— Вино молодое. С родины привез. — говорит сосед-грузим и закручивает правый ус, подбочениваясь: — будешь?
— В моем положении не выпить было бы крайне немудрым поступком. Как говаривали классики марксизма, диалектика положения диктует мне выпить. Кто я такой, чтобы против диалектики идти? — Батор пододвигает свой складной стакан вперед: — а кроме того у меня вопрос. К тебе Гоги, а не к этому предателю, который меня в лапы этой злобной фурии толкнул!
— Вот как. — сосед-грузин поднимает бутыль и наливает красного вина в складной стаканчик Батора: — только с утра она была богиня Диана и вообще «вышла из мрака младая, с перстами пурпурными Светка!» — декламирует он: — а вечером уже злобная фурия. Сердце водителя склонно к измене и к перемене как ветер мая… — выдает Гоги либретто из оперы.
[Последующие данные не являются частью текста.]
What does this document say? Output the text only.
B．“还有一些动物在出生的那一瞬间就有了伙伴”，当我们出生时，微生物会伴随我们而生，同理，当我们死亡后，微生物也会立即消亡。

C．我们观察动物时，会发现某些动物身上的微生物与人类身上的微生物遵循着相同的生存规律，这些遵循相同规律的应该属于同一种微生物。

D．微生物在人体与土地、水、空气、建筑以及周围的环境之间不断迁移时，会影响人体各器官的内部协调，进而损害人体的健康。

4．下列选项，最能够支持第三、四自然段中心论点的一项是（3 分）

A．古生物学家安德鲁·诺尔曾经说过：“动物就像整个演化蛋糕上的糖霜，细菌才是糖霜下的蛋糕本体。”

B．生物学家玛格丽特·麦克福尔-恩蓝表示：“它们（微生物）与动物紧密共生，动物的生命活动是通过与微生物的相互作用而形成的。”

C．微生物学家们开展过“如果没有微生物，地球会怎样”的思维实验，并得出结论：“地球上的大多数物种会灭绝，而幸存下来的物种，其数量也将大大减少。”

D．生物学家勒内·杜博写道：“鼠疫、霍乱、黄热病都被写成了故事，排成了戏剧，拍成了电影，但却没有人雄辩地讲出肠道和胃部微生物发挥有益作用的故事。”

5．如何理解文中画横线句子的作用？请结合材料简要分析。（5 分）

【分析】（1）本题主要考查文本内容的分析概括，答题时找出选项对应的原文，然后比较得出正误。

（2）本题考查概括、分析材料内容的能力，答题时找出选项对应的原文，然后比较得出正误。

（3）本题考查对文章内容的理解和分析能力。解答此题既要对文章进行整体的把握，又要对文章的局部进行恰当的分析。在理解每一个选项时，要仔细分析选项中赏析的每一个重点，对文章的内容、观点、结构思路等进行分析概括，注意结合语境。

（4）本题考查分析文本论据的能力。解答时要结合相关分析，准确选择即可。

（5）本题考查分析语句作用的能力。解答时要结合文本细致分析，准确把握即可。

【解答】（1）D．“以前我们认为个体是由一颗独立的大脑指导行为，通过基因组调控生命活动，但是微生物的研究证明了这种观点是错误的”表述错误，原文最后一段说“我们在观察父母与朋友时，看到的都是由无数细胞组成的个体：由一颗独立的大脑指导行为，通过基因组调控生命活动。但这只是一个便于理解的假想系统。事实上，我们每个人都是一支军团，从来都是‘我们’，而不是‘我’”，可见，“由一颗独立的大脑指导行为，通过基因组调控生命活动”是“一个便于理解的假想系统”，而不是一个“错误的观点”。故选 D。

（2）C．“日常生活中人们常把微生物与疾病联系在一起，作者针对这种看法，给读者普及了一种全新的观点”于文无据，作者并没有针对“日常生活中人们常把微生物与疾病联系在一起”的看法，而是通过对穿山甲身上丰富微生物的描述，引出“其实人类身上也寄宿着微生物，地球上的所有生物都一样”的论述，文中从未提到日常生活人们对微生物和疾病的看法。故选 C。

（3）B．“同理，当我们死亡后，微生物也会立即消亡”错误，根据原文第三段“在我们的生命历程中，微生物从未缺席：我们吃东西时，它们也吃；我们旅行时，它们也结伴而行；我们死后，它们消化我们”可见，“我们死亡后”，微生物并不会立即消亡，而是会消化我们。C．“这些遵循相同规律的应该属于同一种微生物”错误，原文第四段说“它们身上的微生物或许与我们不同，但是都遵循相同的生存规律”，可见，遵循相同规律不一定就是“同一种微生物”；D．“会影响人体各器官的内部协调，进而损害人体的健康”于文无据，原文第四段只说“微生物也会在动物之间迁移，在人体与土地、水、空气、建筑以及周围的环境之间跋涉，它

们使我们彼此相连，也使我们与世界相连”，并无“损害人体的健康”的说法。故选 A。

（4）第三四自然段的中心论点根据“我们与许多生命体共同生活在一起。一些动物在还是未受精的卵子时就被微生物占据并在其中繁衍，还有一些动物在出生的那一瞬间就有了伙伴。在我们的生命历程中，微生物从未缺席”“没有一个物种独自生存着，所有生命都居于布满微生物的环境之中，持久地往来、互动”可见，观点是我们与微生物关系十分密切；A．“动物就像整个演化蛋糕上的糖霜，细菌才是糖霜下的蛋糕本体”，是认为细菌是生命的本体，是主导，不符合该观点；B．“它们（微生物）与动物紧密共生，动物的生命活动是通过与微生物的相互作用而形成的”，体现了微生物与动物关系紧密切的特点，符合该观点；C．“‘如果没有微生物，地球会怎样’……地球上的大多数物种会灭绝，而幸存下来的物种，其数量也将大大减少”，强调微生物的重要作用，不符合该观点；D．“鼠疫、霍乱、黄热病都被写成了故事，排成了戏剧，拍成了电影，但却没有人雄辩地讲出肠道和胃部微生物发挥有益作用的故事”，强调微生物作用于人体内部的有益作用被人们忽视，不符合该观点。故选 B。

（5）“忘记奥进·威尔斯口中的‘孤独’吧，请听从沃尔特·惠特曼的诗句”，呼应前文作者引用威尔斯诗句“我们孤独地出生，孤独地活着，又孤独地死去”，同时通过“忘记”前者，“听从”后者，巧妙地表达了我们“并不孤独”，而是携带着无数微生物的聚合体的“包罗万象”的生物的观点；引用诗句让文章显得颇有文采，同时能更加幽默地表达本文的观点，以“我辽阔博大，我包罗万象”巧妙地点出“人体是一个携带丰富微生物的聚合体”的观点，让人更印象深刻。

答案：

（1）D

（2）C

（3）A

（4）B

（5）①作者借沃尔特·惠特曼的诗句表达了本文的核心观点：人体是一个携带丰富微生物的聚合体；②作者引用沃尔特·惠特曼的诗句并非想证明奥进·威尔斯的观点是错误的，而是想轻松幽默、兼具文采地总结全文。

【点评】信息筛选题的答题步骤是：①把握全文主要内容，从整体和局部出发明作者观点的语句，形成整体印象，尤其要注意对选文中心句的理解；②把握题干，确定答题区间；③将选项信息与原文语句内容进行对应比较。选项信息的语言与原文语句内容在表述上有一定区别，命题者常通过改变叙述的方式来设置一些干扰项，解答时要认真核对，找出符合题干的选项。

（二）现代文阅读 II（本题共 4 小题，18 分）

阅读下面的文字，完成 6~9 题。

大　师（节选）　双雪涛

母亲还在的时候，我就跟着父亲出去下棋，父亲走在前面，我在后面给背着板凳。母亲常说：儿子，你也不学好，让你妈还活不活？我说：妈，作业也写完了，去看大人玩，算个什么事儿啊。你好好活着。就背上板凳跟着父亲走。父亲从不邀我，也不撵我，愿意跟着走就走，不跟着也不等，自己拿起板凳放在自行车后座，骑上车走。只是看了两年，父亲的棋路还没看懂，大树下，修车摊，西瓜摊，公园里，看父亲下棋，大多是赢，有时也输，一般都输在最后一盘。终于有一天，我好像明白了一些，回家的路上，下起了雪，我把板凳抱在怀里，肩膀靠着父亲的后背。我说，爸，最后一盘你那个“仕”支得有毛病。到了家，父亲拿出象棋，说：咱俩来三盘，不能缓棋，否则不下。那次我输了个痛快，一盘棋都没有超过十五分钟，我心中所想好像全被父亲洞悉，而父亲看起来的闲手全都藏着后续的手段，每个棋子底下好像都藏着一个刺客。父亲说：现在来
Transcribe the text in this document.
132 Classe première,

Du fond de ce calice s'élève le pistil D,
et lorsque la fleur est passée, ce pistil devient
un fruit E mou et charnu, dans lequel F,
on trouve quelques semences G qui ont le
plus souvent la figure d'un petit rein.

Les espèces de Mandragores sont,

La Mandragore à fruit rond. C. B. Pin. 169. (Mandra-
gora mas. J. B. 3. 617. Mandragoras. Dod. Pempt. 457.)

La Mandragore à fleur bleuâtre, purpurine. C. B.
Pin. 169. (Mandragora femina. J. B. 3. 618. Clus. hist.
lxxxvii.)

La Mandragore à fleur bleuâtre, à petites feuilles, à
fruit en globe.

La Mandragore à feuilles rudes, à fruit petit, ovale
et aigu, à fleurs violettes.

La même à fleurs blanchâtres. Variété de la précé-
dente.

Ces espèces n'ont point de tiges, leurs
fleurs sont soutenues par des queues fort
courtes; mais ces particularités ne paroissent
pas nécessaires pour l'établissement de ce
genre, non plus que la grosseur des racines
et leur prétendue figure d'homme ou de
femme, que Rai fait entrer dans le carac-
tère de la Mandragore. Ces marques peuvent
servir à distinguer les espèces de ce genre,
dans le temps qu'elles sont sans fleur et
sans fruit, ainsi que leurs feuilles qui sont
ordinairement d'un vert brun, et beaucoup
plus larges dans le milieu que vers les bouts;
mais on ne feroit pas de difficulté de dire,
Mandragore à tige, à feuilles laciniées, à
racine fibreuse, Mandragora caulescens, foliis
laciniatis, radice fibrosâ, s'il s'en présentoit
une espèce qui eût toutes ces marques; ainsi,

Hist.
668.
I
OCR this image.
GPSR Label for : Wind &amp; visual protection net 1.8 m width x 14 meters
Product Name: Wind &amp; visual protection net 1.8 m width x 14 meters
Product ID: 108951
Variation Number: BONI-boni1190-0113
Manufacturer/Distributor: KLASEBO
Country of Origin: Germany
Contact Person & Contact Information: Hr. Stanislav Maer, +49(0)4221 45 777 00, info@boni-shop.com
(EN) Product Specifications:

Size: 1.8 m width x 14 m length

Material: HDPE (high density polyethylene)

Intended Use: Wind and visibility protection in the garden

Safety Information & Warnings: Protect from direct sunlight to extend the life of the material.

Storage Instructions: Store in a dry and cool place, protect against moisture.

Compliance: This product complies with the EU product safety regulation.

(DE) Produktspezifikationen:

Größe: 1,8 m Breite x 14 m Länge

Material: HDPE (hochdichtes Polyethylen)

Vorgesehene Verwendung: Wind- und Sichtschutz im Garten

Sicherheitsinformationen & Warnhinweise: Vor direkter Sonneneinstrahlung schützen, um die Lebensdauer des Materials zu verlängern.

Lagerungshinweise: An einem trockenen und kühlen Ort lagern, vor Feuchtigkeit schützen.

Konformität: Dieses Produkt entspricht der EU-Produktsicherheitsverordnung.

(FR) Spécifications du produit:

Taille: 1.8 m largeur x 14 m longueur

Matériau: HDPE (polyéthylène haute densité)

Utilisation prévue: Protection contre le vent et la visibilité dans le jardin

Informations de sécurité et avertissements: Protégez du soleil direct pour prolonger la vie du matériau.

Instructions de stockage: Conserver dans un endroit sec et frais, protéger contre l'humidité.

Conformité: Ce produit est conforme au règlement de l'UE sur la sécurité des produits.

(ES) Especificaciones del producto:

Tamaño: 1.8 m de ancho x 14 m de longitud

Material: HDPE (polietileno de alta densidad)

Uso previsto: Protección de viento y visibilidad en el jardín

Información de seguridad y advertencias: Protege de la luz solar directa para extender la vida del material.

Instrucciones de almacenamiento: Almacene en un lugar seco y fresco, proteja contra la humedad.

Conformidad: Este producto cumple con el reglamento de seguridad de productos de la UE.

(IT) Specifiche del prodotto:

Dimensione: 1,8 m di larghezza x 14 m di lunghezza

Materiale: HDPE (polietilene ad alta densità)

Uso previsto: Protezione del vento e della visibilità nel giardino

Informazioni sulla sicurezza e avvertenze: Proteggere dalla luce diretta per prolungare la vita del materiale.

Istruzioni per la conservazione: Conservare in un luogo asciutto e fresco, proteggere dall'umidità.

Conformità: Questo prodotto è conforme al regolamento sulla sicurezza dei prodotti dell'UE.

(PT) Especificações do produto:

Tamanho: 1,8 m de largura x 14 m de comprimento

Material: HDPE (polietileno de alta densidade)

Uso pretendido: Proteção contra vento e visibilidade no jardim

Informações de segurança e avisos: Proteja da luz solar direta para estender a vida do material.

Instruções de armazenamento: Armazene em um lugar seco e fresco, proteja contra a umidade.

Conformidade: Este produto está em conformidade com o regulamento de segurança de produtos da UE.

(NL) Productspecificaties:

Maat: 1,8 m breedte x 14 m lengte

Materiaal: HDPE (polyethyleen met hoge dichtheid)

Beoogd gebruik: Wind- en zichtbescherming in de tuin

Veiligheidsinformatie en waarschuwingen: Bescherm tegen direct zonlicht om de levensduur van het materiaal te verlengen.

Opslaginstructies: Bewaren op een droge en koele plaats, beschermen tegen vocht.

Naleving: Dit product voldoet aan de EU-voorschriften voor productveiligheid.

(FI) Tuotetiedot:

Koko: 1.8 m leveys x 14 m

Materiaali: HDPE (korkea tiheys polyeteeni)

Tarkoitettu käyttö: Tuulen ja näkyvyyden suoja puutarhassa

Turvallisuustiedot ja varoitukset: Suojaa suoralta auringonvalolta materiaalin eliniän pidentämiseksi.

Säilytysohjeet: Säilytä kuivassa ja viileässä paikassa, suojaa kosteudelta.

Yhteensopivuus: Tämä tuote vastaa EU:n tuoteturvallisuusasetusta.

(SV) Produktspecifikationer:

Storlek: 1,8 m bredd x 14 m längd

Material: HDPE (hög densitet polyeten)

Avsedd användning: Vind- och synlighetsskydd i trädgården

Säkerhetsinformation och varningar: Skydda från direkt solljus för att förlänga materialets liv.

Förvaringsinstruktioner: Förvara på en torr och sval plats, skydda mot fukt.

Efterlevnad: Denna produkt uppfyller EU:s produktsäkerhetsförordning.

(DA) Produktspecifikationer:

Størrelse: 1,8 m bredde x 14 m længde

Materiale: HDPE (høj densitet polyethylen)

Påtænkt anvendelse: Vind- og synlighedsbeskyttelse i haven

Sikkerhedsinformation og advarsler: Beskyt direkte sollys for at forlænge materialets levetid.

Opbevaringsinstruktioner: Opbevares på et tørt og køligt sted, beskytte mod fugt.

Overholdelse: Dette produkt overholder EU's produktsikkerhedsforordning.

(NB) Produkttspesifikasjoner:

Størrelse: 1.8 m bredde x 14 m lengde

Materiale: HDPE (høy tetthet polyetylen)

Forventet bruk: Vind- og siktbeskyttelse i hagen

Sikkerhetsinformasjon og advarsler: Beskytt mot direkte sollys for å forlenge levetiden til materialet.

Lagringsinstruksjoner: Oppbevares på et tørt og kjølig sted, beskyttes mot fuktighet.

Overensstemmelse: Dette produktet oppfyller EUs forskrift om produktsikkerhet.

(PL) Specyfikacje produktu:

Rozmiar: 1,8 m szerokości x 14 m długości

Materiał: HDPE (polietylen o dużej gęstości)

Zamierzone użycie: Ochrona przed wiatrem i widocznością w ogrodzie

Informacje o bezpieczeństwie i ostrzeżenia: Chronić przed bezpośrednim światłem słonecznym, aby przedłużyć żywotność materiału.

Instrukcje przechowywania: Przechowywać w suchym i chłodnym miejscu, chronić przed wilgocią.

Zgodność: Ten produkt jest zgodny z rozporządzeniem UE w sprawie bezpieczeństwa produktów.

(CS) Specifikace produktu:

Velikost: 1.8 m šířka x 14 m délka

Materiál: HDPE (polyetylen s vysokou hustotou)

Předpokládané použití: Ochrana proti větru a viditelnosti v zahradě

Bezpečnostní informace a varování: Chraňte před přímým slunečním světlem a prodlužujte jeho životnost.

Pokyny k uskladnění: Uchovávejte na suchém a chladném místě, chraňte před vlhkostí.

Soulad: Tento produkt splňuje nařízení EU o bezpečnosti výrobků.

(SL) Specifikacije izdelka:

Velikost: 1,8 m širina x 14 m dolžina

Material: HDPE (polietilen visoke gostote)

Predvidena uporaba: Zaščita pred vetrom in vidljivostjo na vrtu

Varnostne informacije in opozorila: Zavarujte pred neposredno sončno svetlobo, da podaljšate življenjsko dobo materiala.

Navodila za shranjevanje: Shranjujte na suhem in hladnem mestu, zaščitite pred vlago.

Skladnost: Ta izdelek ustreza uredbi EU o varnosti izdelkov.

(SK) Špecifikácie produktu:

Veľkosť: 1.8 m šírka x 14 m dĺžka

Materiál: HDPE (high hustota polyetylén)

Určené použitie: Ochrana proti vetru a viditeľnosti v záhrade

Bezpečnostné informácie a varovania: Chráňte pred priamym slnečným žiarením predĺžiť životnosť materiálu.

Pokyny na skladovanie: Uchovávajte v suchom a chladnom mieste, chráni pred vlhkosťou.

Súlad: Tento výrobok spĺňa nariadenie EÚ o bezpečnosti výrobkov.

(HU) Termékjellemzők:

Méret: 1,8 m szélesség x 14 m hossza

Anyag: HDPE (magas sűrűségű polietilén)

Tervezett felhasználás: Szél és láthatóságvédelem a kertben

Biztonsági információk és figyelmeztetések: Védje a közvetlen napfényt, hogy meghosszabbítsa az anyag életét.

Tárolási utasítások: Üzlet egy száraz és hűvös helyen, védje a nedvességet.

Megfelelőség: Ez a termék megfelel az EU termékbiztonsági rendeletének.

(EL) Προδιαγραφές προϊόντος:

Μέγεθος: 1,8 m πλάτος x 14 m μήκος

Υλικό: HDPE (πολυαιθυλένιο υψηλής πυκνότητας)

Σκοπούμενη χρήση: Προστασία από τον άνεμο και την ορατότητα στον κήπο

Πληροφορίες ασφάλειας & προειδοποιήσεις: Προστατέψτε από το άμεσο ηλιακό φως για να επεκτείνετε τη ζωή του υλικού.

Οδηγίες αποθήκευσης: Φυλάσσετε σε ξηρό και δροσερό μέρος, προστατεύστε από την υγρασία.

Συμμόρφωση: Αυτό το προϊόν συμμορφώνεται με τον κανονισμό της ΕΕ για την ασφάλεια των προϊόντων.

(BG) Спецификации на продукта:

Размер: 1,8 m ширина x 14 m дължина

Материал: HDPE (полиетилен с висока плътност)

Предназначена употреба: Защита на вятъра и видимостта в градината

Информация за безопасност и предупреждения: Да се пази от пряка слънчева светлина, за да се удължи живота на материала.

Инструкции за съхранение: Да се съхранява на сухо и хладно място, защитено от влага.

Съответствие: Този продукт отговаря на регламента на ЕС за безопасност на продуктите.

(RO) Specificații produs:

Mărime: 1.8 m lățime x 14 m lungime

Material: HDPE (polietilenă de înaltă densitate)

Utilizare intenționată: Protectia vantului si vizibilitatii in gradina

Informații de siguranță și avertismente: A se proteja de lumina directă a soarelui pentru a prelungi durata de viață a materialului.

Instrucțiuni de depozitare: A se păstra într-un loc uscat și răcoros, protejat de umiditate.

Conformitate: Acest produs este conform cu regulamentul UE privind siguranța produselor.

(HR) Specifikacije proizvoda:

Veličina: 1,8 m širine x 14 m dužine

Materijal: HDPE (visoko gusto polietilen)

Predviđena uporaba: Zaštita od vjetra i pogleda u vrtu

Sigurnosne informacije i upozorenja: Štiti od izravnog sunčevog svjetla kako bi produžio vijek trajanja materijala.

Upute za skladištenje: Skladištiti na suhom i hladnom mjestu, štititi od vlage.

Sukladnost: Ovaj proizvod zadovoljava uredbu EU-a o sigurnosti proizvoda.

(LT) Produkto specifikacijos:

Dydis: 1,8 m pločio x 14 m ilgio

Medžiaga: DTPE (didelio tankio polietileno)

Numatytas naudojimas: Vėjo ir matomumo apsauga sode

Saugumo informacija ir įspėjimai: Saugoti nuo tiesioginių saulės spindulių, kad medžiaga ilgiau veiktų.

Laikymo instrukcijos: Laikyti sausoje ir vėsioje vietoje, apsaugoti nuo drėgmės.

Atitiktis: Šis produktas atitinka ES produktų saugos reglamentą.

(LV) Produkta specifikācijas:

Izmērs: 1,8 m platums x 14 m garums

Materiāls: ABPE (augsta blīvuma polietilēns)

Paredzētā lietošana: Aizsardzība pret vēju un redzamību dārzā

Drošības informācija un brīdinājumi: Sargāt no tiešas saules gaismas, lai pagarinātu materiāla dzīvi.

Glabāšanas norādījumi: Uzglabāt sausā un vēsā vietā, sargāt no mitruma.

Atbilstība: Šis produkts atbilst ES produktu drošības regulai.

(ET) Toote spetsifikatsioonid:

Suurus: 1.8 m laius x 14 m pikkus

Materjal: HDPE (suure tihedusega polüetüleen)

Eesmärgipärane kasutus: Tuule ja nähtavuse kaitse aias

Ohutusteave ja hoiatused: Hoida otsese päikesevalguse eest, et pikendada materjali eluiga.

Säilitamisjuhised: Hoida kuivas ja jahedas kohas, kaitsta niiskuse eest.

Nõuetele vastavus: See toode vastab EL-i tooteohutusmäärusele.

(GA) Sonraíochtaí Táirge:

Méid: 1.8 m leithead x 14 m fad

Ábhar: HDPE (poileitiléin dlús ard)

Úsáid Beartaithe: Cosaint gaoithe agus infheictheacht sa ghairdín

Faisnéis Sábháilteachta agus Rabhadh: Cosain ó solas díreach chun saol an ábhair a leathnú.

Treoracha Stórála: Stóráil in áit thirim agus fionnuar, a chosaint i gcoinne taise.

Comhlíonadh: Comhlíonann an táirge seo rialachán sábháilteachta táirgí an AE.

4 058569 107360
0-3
— Это все Витька виноват! — Батор разом заглатывает свою порцию вина.
— Эй! А тост? — огорчается Гоги: — мы же не алкоголики, чтобы без тоста… у нас скромное сообщество интеллектуалов и индивидов. Так сказать, клуб моральной взаимопомощи, а ты прямо стаканами глыкаешь! Если хочешь напиться, понимаешь, то это вон туда… — он кивает в сторону деклассированных элементов общества, откуда к ним уже выдвигается алкоголик Женечка.
— Да я чтобы на одной волне с вами быть. — оправдывается Батор: — а как мне еще быть⁈ Меня Светка знаешь как… — он осторожно прикасается к фингалу и морщится: — а все этот советчик, Витька! «Ступай к Светке, скажи ей что можешь и с Маринкой и с ней!» — передразнивает он.
— Не говорил я такого! — повышает голос Виктор: — я ж наоборот сказал, чтобы ты от нее отстал и дал мысли в порядок привести! А ты такой «пойду, поговорю!» Донжуан недоделанный. Какой девушке понравится, что ты такой «меня на всех хватит»⁈ Дурак совсем?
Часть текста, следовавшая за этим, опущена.